Part of the frustration that so-called “idealistic” millennials like me feel stems from the fact the Malaysia’s democracy is very young. We only just got rid of BN’s decades-long parliamentary supermajority 10 years ago.
The state governments of Selangor and Penang have been under a different administration — PKR and DAP — for only two terms, though in a normal democracy that sees the regular rotation of governments, two terms is probably enough and the administrations should switch again.
It is only now that we begin to see the flourishing of not just human rights organisations led by seasoned activists, but also budding civil society movements led by ordinary residents in Kuala Lumpur, like in Taman Tun Dr Ismail and Taman Desa, who are doing things like sit-in protests, petitions, and town hall meetings to advocate their interests.
Letter-writing campaigns to one’s representatives, for example, are extremely common in mature democracies like the United States, but they are practically unheard of here in Malaysia.
If we want better representatives in the coming election, we voters must work hard ourselves to demand quality candidates who will uphold our interests. We cannot just sit back and rant on Facebook, without personally contacting our candidates to tell them what policies we want them to make.
This is why BEBAS, a civil rights group I am a part of, recently launched a campaign called #CabarCalon.
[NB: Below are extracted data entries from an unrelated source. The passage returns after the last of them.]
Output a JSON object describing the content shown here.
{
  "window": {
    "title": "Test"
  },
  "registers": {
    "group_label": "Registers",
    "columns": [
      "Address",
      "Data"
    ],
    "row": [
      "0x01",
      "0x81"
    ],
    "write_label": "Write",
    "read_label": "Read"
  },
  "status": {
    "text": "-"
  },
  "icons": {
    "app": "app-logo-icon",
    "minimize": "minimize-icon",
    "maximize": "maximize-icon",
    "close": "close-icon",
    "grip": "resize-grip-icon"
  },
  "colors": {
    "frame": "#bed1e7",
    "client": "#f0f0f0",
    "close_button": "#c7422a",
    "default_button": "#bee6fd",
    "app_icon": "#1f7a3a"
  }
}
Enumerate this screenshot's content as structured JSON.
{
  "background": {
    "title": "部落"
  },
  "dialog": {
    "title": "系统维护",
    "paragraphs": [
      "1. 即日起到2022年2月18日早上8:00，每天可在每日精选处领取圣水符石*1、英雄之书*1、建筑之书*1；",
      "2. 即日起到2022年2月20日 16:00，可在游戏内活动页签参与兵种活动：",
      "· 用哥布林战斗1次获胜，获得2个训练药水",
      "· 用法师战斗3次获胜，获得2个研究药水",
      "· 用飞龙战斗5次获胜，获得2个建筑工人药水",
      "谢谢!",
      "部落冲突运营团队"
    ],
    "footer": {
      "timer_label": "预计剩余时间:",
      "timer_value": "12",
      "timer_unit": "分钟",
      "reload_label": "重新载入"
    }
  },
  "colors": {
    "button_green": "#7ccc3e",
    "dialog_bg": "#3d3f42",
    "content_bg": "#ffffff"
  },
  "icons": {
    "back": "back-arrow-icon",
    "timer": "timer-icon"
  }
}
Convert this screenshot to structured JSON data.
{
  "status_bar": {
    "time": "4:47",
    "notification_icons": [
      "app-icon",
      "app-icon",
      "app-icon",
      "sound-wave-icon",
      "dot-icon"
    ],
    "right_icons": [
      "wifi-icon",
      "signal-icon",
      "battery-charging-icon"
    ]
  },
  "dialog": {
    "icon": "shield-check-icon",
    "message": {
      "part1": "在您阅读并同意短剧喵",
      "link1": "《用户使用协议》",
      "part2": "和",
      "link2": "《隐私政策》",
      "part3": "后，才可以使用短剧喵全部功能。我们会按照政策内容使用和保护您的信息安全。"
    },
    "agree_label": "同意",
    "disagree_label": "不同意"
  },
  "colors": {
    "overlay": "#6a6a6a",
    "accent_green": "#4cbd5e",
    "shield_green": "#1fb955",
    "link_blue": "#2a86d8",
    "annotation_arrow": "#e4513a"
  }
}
The campaign aims to get voters to press their GE14 candidates to do three things: enact anti-discrimination legislation to prevent property owners and businesses from discriminating based on race, stop the use of taxpayers’ monies for religious purposes, and declare their assets before running for office.
It is a bottom-up approach. Rather than simply tell BN and PH, as large political entities, what kind of changes we want to see in the country, we aim to put pressure on individual candidates.